Liliane Junker aus Haus Nr.12 winkte fröhlich herüber.

»Wunderbar, genau das richtige Wetter, um endlich die Kirschen zu pflücken. Die Zweige biegen sich in diesem Jahr schon bis zum Boden. Sieh mal, heute ist sogar Elli pünktlich. Huhu, Elli. Ausgeschlafen?«

Elli Thomsen aus Nr. 8 nahm die Bemerkung nicht übel. Es war tatsächlich bereits vorgekommen, dass sie das montägliche Frühstückstreffen einfach verschlafen hatte. Als alleinlebende Witwe mit Kabelanschluss machte sie regelmäßig die Nacht zum Tage und war vor dem Mittag nur schwer wach zu bekommen.

Aber heute Morgen wirkte sie frisch und ausgeruht, als sie in ihren flachen Lederballerinas und dem für sie typischen zeltähnlichen Kaftan auf Helga und Liliane zugerollt kam. In allerbester Laune winkte sie zu Pohlmann hinüber, der vor Überraschung zurückzuckte und nur zögernd die Hand hob.

Elli hakte sich bei Helga und Liliane unter.
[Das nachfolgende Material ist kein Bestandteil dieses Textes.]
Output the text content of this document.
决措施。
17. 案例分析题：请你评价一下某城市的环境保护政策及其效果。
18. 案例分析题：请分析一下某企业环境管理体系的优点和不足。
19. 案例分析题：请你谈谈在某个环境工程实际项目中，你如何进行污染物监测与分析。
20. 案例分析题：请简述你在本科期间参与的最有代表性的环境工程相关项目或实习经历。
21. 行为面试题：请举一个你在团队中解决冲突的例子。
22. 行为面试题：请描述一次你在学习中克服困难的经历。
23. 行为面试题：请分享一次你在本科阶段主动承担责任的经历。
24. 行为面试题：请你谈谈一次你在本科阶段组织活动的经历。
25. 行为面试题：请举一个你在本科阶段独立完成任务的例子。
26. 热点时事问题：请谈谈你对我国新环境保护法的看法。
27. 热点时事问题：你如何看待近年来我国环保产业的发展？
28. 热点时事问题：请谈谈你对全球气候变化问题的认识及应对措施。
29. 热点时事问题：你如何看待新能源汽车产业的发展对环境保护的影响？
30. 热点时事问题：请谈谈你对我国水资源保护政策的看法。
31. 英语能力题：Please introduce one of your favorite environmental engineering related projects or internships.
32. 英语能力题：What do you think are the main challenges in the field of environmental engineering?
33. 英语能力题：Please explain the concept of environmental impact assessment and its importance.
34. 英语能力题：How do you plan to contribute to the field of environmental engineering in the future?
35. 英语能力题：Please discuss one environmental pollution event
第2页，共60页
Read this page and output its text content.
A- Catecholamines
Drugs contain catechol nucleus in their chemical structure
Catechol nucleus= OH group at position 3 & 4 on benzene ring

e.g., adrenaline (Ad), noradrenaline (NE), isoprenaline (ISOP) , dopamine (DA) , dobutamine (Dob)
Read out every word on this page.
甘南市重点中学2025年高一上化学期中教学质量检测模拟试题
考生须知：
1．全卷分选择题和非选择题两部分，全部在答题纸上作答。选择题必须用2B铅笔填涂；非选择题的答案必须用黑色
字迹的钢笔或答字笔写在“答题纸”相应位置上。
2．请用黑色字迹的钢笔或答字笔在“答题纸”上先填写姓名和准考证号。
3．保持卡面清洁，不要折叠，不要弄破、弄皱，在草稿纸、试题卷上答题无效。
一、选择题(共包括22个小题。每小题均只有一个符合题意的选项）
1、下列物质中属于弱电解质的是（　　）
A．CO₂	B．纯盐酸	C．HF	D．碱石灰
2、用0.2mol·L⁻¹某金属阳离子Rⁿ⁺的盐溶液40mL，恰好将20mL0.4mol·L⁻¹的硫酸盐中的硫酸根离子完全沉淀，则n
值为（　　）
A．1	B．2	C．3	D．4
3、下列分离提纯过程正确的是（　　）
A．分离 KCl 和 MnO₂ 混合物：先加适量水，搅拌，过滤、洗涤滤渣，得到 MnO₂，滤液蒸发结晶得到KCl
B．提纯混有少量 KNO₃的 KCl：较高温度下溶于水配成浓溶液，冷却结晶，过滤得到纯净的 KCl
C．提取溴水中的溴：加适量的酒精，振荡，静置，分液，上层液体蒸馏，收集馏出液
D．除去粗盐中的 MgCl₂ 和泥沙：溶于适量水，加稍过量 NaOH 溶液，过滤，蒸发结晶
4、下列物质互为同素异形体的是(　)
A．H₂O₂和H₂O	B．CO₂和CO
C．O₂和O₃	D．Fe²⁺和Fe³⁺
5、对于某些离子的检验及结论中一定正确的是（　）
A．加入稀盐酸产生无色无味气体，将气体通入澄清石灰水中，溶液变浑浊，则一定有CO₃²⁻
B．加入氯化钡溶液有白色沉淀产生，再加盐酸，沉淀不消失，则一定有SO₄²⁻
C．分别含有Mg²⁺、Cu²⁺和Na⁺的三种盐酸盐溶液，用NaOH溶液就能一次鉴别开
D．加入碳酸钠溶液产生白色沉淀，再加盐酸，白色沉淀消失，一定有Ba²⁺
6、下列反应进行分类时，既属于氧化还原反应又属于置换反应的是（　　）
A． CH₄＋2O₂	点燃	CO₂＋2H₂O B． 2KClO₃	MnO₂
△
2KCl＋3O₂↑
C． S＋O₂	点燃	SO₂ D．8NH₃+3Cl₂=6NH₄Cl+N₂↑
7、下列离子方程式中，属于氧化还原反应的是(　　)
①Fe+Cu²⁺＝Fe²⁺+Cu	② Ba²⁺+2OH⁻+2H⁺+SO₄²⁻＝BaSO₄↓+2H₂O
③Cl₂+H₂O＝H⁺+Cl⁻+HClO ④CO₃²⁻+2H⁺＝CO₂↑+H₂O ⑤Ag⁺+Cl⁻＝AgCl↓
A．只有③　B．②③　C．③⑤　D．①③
»Na, dann los. Auf zum Höhepunkt der Woche. Mal sehen, was die gute Dorothee uns heute wieder Nettes auftischt. Ich jedenfalls habe einen Riesenhunger!«

Liliane grinste anzüglich: »Wie sagt man so schön? Essen und Trinken hält Leib und Seele zusammen. Ihr beiden seid die besten Beispiele für diese Weisheit.«

»Besser auf Fett schwabbeln, als auf Rippen rappeln!« konterte Elli mit hämischem Blick auf Lilianes schmale Gestalt.

»Die Axt im Haus erspart die Nachbarinnen«, fiel Helga mit unbeweglicher Miene ein. Doch als sie in Ellis und Lilianes verblüffte Mienen sah, prustete sie los. Kichernd wie die Teenager erreichten sie das Haus von Gerhard und Dorothee Drees.

»Nur gut, dass wir zu dieser Tageszeit die Straße ganz für uns alleine haben. Da brauchen sich unsere Männer und Kinder wenigstens nicht für unser ungebührliches Betragen zu schämen«, bemerkte Liliane spitz, während sie auf den Klingelknopf drückte.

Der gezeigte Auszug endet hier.